ABI is a corporation organized and existing under the laws of Belgium, with its headquarters in Leuven, Belgium. ABI is already a minority shareholder in CBA. ABI proposes to acquire 100 percent ownership of CBA through AB Companies, a Delaware limited liability company that currently holds a minority ownership stake in CBA. ABI owns numerous major beer brands sold in the United States, including in Hawaii. These brands include Bud Light, Budweiser, Busch Light, Natural Light, Michelob Ultra, Stella Artois, and Golden Road.
CBA is a corporation organized and existing under the laws of Washington, with its headquarters in Portland, Oregon.

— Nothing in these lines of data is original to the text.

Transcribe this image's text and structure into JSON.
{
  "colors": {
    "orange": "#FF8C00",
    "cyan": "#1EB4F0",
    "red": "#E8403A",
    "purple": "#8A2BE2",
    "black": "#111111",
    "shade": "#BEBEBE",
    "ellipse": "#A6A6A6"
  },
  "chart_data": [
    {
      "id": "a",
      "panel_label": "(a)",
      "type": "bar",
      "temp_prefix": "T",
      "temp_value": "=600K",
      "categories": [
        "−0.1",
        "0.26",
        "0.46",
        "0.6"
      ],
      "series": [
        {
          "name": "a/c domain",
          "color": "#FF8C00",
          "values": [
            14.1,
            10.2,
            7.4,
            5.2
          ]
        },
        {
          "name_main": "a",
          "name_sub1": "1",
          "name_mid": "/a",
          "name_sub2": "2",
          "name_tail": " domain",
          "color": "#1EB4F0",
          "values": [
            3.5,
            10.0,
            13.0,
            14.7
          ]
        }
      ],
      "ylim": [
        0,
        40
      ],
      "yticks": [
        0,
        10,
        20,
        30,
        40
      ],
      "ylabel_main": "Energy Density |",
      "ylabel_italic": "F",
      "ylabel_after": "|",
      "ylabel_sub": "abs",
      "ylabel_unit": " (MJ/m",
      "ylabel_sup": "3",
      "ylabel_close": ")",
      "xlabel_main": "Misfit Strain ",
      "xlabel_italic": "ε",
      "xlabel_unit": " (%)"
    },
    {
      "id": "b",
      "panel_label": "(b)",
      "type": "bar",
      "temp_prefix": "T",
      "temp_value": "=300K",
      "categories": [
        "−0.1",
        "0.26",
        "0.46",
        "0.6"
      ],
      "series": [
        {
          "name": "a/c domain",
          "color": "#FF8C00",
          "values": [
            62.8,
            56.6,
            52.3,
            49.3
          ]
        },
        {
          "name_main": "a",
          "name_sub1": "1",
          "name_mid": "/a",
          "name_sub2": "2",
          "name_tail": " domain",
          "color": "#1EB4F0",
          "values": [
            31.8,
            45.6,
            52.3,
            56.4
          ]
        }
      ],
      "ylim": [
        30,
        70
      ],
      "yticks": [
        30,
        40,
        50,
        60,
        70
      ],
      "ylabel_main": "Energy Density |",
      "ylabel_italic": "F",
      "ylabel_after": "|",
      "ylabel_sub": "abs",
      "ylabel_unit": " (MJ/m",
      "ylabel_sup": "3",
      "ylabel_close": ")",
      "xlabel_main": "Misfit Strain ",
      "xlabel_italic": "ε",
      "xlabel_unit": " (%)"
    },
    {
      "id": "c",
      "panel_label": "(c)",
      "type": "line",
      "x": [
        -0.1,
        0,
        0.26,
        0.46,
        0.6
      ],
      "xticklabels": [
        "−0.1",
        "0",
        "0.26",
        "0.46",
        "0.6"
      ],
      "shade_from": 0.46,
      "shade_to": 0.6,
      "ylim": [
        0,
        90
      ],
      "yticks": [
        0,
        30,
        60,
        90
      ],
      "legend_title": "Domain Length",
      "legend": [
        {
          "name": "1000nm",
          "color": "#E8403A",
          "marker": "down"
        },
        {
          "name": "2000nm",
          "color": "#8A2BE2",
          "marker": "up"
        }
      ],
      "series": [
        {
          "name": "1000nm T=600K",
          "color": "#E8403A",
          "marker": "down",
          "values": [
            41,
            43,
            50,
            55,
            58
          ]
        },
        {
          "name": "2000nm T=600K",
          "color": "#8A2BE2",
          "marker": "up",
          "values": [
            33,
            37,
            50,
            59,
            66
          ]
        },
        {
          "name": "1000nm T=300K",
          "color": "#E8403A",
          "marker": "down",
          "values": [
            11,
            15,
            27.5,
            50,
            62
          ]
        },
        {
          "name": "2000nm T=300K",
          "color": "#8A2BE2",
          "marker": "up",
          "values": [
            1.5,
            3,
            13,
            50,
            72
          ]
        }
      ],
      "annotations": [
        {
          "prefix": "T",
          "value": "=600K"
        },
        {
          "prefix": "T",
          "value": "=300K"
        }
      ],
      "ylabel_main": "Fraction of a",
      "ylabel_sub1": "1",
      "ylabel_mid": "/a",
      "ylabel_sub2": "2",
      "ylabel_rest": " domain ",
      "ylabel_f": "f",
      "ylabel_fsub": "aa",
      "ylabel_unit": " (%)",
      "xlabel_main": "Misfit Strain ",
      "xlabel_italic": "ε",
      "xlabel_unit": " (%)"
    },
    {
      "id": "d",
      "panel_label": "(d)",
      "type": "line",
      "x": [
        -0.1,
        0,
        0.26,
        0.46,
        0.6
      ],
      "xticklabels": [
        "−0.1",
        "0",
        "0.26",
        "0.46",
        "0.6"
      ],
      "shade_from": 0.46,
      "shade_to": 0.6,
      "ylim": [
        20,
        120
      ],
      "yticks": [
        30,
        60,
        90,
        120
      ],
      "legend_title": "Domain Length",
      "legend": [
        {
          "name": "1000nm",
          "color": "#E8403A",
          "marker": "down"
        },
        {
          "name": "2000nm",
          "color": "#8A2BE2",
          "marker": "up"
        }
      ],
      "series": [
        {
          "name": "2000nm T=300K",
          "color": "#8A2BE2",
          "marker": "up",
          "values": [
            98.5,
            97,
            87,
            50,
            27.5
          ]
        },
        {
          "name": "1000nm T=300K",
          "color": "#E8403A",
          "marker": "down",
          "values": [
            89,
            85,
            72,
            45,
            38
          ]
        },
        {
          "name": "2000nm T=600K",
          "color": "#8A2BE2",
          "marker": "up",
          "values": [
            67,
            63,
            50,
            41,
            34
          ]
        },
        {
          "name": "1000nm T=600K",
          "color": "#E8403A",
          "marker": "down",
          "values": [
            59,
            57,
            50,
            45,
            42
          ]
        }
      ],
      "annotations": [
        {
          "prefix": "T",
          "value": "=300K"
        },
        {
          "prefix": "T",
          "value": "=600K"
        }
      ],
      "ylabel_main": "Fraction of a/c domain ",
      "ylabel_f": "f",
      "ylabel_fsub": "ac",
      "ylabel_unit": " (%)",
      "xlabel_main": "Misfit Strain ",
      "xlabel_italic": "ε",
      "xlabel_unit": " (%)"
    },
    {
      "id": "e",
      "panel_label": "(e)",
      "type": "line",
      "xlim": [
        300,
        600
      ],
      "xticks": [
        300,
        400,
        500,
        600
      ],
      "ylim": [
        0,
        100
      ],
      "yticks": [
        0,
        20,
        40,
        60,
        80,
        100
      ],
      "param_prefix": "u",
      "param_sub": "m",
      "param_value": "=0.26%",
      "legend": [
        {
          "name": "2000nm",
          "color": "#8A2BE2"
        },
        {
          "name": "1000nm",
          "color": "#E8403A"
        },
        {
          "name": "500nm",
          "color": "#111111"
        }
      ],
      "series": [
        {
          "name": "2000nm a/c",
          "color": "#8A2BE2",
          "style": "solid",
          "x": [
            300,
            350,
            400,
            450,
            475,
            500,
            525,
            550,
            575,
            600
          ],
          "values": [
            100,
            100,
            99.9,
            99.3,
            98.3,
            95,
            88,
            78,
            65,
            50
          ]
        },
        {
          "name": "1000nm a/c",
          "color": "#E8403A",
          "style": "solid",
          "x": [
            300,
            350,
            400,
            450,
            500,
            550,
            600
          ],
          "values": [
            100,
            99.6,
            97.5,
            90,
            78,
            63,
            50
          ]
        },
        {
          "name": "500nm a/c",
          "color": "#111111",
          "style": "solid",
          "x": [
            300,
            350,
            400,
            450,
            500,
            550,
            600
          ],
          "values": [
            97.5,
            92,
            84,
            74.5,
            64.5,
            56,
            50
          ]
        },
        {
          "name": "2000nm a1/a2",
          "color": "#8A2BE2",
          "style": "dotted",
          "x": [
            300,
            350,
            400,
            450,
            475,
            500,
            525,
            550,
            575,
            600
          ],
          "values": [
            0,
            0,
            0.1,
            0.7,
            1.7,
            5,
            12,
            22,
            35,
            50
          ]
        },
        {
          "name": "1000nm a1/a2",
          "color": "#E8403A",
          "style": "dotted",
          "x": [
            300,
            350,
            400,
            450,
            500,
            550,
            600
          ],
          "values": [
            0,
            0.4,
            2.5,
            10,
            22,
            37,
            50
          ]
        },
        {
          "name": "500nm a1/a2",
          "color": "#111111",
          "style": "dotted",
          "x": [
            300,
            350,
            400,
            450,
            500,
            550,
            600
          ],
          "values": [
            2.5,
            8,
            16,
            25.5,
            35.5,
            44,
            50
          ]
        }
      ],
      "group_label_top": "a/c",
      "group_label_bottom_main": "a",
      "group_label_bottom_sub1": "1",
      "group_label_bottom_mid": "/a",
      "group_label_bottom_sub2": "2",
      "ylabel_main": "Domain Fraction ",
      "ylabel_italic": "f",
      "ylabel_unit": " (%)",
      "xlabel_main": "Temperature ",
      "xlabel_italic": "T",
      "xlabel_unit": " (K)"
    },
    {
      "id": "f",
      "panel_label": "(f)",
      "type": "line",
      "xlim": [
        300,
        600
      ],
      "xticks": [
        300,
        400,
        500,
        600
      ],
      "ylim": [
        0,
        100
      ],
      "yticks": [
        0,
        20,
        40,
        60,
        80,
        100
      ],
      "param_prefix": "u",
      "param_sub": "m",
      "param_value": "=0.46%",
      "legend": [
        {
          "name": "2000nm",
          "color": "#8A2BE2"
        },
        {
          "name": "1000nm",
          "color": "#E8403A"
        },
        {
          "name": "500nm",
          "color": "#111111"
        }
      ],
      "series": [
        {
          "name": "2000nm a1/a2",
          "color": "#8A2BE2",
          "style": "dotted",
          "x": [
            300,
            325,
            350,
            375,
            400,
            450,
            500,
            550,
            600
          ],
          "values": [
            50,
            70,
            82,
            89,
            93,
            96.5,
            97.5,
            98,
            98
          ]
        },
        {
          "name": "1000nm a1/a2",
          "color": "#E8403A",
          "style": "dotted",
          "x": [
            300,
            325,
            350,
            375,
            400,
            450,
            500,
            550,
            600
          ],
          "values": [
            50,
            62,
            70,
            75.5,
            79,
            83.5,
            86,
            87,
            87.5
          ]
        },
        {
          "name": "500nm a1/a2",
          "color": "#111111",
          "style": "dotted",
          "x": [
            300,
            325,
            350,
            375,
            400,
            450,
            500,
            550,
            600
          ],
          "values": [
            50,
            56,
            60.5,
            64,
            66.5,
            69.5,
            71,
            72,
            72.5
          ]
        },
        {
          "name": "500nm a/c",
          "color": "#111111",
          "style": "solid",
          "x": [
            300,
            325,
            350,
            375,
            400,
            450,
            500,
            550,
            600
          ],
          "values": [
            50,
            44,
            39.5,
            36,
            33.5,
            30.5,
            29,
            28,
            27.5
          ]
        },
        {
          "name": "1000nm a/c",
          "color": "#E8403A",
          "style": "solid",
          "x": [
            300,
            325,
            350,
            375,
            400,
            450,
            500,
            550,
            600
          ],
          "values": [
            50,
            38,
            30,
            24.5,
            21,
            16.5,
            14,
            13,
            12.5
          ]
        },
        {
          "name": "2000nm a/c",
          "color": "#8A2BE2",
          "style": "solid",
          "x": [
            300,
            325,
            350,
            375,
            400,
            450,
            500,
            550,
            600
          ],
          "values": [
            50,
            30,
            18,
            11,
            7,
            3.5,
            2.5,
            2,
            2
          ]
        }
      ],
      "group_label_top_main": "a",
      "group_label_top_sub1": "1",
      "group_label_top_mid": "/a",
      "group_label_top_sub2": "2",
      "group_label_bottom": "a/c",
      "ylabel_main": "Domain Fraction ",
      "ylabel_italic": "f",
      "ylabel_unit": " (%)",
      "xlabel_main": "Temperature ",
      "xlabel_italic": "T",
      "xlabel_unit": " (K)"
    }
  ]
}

CBA owns several beer brands sold in the United States, including Widmer Brothers, Omission, Redhook, and Kona, a brand that originated in Hawaii and is especially popular in that state.
PV Brewing Partners LLC, is a Delaware limited liability company with its headquarters in Overland Park, Kansas. The entity was formed by VantEdge Partners LP, a private equity company based in metropolitan Kansas City.
As required by the Tunney Act, the proposed settlement, along with a competitive impact statement, will be published in the Federal Register. Any person may submit written comments concerning the proposed settlement during a 60-day comment period to Robert A. Lepore, Chief, Transportation, Energy, and Agriculture Section, Antitrust Division, U.S. Department of Justice, 450 Fifth Street N.W., Suite 8000, Washington, D.C., 20530. At the conclusion of the 60-day comment period, the U.S. District Court for the Eastern District of Missouri may enter the final judgment upon finding it is in the public interest.